Relativität der Chance

■ Bundesamt für Zivildienst droht jungem Hamburger Schauspieler die Karriere zu versauen Von Silke Mertins

Daß deutsche Behörden zuweilen jenseits des gesunden Menschenverstandes agieren, war dem anerkannten Flüchling aus Afghanistan, Samadzada Zabi-Uhlla, bekannt. Aber daß er seine Karriere als Schauspieler aufs Spiel setzen würde, damit hatte der heute 25jährige nicht gerechnet, als er sich vor eineinhalb Jahren einbürgern ließ.

Der erste Schlag folgte dem noch druckfrischen deutschen Paß auf dem Fuße: Während andere deutsche Jungs schon mit knapp über 20 Jahren häufig nicht mal mehr gemustert werden, zog man den eben Eingebürgerten sofort nach Beendigung seiner Schauspielausbildung ein. „Pech gehabt“, sagte man ihm beim Bundesamt für Zivildienst. Mit diesem Pech konnte Zabi-Uhlla noch leben und arbeitet zur Zeit auf einer Hamburger Sozialstation.

Doch jetzt „fehlen mir die Worte“. Die Konzertdirektion Landgraf hatte dem jungen Schauspieler für drei Monate in Wien die Rolle des Santiago im Stück „Eine Frage der Ehre“ von Aron Suchin angeboten – sein erstes Engagement.

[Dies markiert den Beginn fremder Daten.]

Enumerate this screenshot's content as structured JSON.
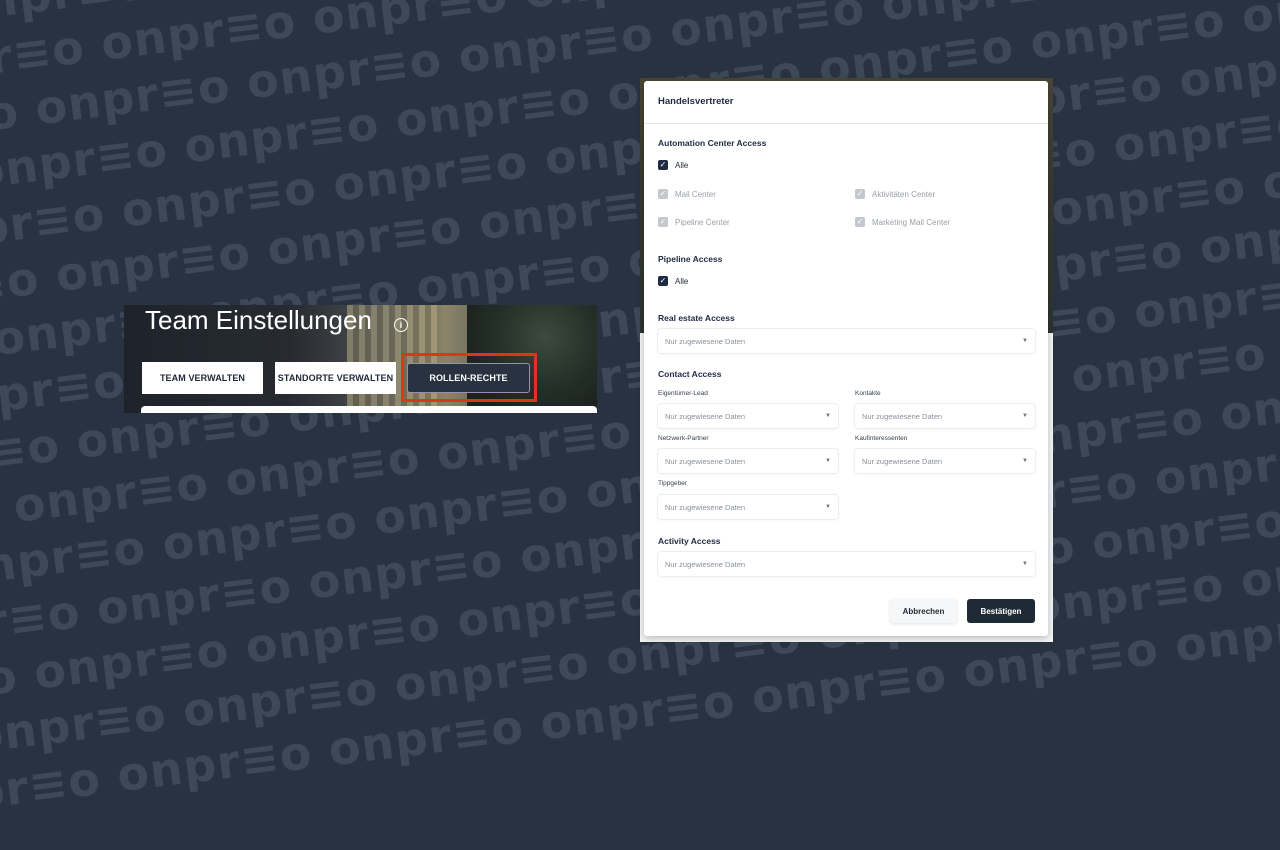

Doch aus seinem „Traumjob“ wird wahrscheinlich nichts werden. Denn obwohl die Sozialstation damit einverstanden wäre, daß Zabi-Uhlla pausiert und die drei Monate später nachholt, will das Amt für Zivildienst den Sonderurlaub nicht genehmigen. Der zuständige Sachbearbeiter Streicher kann nämlich „eine einmalige berufliche Chance“ bei dem jungen Schauspieler nicht erkennen. Einem Antrag könne nur dann stattgegeben werden, wenn wegen persönlicher, beruflicher oder wirtschaftlicher Gründe eine besondere Härte vorläge. Und die sei hier wohl nicht gegeben, weil Zabi-Uhlla auch „nach Ableistung des Zivildienstes ein vergleichbares Engagement erhalten“ könne, glaubt der des Bühnenwesens unkundige Herr Streicher. „Die legen mir Steine in den Weg“, sagt Zabi-Uhlla einigermaßen verzeifelt. Daß er die deutsche Staatsbürgerschaft angenommen hat, „bereue ich allmählich“.

Für „relativ selten“ hält auch der Kriegsdienstverweigerungs-Beauf- tragte und GALier Horst Görner, daß Zabi-Uhlla überhaupt eingezogen wurde. Im Prinzip gelte, daß „Jüngere den Älteren vorgezogen“ würden.

Auch bei Sonderurlaub „kommt es ganz darauf an, an wen man gerät“, weiß Görner aus Erfahrung. „Eine einmalige Chance muß gewährt werden.“ Aber die Einmaligkeit eines Angebots sei ja leider relativ, und „meistens weiß man es erst hinterher“. Korrekter wäre nach Görners Ansicht die Formulierung „eine seltene Chance“. Und die liegt bei dem jungen Schauspieler und seinem Wiener Santiago-Engagement ganz sicher vor. Aber in deutschen Beamtenstuben auf Kunstverstand zu stoßen, ist eben reine Glückssache.